How powerful are the emotions that come from group membership? Well, I never have watched an entire soccer match, but I did, happily, witness Iceland defeat England in the just concluded European games.The emotional flood-tide that engulfed Icelanders is beyond words. The Icelandic sports announcer could not stop screaming. Massive crowds in Iceland went delirious. In fact, 8% of the entire population of that volcanic rock had traveled to France to see the contest.
It just so happened that a visiting Scotsman from Glasgow had spelled out the David and Goliath particulars of the contest, Iceland with a population of 350,000 against England with a population somewhere around 50 million. So there I was, in front of my telly, watching soccer. Soccer? Okay, okay, I agree it is the most popular sport on the planet! And David triumphed.
That same visitor, in spare moments, also happened to be reading a history of the War of the Roses. He described for me an endless succession of battles waged with clubs and axes and a whole array of appalling weapons. The armies hacked each other to pieces. The dismemberment went on with the enthusiasm of the Icelandic announcer.
The Republican Party begins its convention in a few days. Donald Trump, whom it universally railed against as a con man, a cancer, and a malignant ignoramus, it now supports and will choose him as its candidate for the Presidency.
Immanuel Kant observed that the most difficult function of mind is to make sound judgment. In fact, he claimed it could not be taught. Either one has good judgment or one doesn’t; it is a faculty one is born with. Maybe so. Another way to look at the problem is the context. If it’s political, such as the GOP convention next week, then how does one think straight in the emotional firestorm of group life?

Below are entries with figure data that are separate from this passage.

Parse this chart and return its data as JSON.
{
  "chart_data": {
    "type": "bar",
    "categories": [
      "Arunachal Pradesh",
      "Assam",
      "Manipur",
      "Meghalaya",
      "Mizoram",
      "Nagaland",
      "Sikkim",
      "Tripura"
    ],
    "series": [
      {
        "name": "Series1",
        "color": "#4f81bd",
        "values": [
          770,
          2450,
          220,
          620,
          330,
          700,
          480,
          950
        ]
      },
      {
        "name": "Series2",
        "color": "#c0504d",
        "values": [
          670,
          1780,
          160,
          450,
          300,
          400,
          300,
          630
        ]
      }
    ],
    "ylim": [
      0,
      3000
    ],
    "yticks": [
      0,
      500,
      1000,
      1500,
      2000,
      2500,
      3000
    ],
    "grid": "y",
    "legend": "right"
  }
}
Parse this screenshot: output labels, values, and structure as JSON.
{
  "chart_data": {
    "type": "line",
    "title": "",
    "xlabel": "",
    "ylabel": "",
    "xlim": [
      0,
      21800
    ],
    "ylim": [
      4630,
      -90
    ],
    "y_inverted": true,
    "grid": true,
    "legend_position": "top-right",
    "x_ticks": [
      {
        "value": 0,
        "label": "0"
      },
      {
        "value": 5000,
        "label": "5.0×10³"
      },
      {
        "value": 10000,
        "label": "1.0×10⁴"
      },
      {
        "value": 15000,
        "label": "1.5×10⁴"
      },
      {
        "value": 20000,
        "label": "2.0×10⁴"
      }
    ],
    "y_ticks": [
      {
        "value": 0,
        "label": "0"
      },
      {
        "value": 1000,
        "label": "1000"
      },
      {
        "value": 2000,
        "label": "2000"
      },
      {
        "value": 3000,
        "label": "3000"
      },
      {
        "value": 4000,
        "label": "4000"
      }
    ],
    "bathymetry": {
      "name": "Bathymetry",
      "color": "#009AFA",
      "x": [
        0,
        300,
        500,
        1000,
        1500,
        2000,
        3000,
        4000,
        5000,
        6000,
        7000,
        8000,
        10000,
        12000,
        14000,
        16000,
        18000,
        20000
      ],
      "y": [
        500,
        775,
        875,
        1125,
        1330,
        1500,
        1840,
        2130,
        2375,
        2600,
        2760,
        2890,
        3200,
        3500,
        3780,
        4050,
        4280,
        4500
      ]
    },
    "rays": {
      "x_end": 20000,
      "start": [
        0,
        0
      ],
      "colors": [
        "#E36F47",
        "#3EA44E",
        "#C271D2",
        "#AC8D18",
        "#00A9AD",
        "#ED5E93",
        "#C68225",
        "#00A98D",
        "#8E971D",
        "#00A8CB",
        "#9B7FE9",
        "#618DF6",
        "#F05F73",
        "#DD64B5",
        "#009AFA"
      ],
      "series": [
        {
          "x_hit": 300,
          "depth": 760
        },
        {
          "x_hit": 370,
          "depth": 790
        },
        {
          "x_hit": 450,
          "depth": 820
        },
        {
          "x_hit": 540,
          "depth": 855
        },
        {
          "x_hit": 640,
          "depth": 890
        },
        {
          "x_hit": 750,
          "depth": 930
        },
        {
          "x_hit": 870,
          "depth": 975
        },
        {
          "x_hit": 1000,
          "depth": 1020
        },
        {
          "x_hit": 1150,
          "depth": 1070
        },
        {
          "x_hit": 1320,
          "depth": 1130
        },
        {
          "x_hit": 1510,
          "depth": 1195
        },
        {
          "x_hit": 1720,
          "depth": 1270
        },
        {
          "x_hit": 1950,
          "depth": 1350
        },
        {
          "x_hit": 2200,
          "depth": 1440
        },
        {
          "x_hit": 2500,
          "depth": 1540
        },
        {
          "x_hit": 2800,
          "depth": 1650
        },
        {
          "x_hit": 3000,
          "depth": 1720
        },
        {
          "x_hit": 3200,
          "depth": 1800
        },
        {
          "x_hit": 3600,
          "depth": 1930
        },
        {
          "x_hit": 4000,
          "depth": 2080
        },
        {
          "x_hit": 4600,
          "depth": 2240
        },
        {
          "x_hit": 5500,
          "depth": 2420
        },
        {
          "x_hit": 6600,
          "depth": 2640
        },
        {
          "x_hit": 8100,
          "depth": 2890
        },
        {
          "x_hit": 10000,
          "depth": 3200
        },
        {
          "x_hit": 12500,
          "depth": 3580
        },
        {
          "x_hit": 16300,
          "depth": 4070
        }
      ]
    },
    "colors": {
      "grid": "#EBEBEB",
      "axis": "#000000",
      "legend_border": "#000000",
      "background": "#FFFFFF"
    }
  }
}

Claudius assured Hamlet, “You cannot reason with the Dane and lose your voice.” What one can’t reason with is the Republican Party and the political statement it is making in its support of Trump. Eleven million deported immigrants lose their voice forever. Not voting on a Supreme Court nominee is beyond reason.
What is to be done?
With the Republican Party surrenderd to Trump, the general election is not a contest in which the loser lives to fight another day. With Trump and his party, it is now all-out war which threatens our democracy. That truth, if recognized, will rouse the citizenry. Our beloved country is our most powerful group. We’ll scream on its behalf from now until November.